Se o universo do Exterminador tivesse essa regra, como eles saberiam disso? Eles estiveram em todas as linhas do tempo? Parece-me completamente impossível verificar algo assim. Talvez isso fosse o ponto de vista de alguém, e esse ponto de vista estaria errado. A voz do narrador tipo Deus pode dizer isso, mas não vejo como qualquer pessoa vivendo nesse universo poderia saber algo assim.

Não há nenhuma viagem no tempo no quarto filme. Logo, qual foi sua contribuição nele?
Alan Taylor e eu conversamos algumas vezes. Eu ia até a Paramount, sentava no escritório dele, conversava por uma hora e ia embora. Aí, um ano e meio depois, o filme apareceu.

Você pode compartilhar o conteúdo dessas conversas?
Falamos um pouco sobre por que os exterminadores estão sempre pelados quando voltam.

Meu Deus, sim! Por quê?
Quem se importa? Eles só queriam mostrar o Arnold Schwarzenegger nu.

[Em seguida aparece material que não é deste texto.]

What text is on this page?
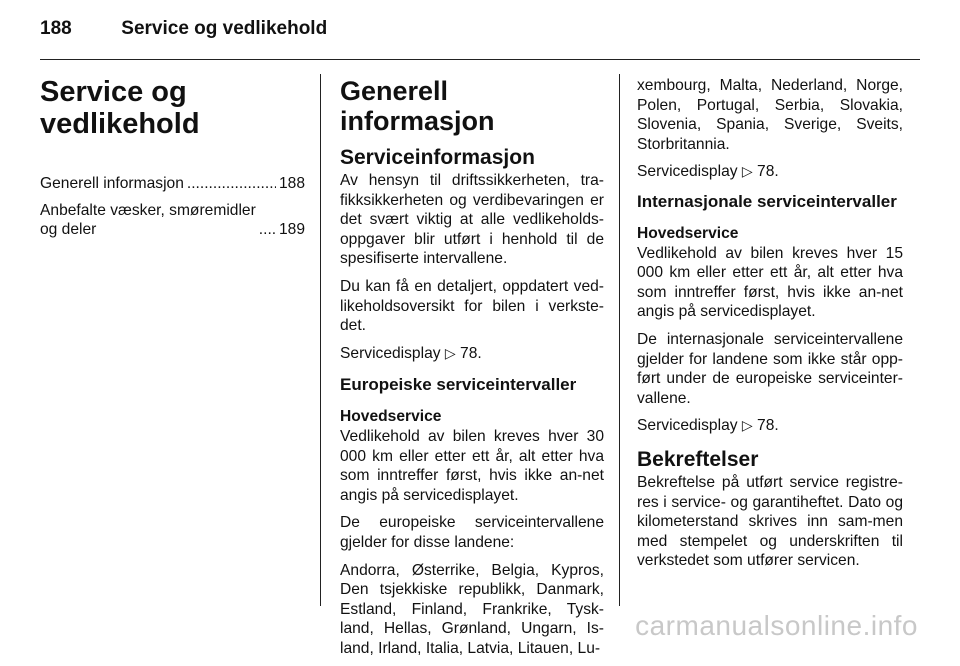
188	Service og vedlikehold
Service og vedlikehold
Generell informasjon .....	188
Anbefalte væsker, smøremidler
og deler .....	189
Generell informasjon
Serviceinformasjon

Av hensyn til driftssikkerheten, tra-fikksikkerheten og verdibevaringen er det svært viktig at alle vedlikeholds-oppgaver blir utført i henhold til de spesifiserte intervallene.

Du kan få en detaljert, oppdatert ved-likeholdsoversikt for bilen i verkste-det.

Servicedisplay ▷ 78.

Europeiske serviceintervaller
Hovedservice

Vedlikehold av bilen kreves hver 30 000 km eller etter ett år, alt etter hva som inntreffer først, hvis ikke an-net angis på servicedisplayet.

De europeiske serviceintervallene gjelder for disse landene:

Andorra, Østerrike, Belgia, Kypros, Den tsjekkiske republikk, Danmark, Estland, Finland, Frankrike, Tysk-land, Hellas, Grønland, Ungarn, Is-land, Irland, Italia, Latvia, Litauen, Lu-

xembourg, Malta, Nederland, Norge, Polen, Portugal, Serbia, Slovakia, Slovenia, Spania, Sverige, Sveits, Storbritannia.

Servicedisplay ▷ 78.

Internasjonale serviceintervaller
Hovedservice

Vedlikehold av bilen kreves hver 15 000 km eller etter ett år, alt etter hva som inntreffer først, hvis ikke an-net angis på servicedisplayet.

De internasjonale serviceintervallene gjelder for landene som ikke står opp-ført under de europeiske serviceinter-vallene.

Servicedisplay ▷ 78.

Bekreftelser

Bekreftelse på utført service registre-res i service- og garantiheftet. Dato og kilometerstand skrives inn sam-men med stempelet og underskriften til verkstedet som utfører servicen.

carmanualsonline.info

Justo. Então, como consultor desses filmes, você tem uma missão geral para os cineastas?
Acho que a profissão de se fazer cinema e o público que assiste aos filmes estão ficando mais sofisticados com o tempo. Hoje, mais do que nunca, você faz um filme bom se tenta fazer a história fazer sentido. Se você só junta um monte de coisas poque acha que cada cena individual é fofa, mas não se importa com a estrutura lógica subjacente, o público vai ficar incomodado.

Exterminador do Futuro: Gênesis já está em exibição nos cinemas.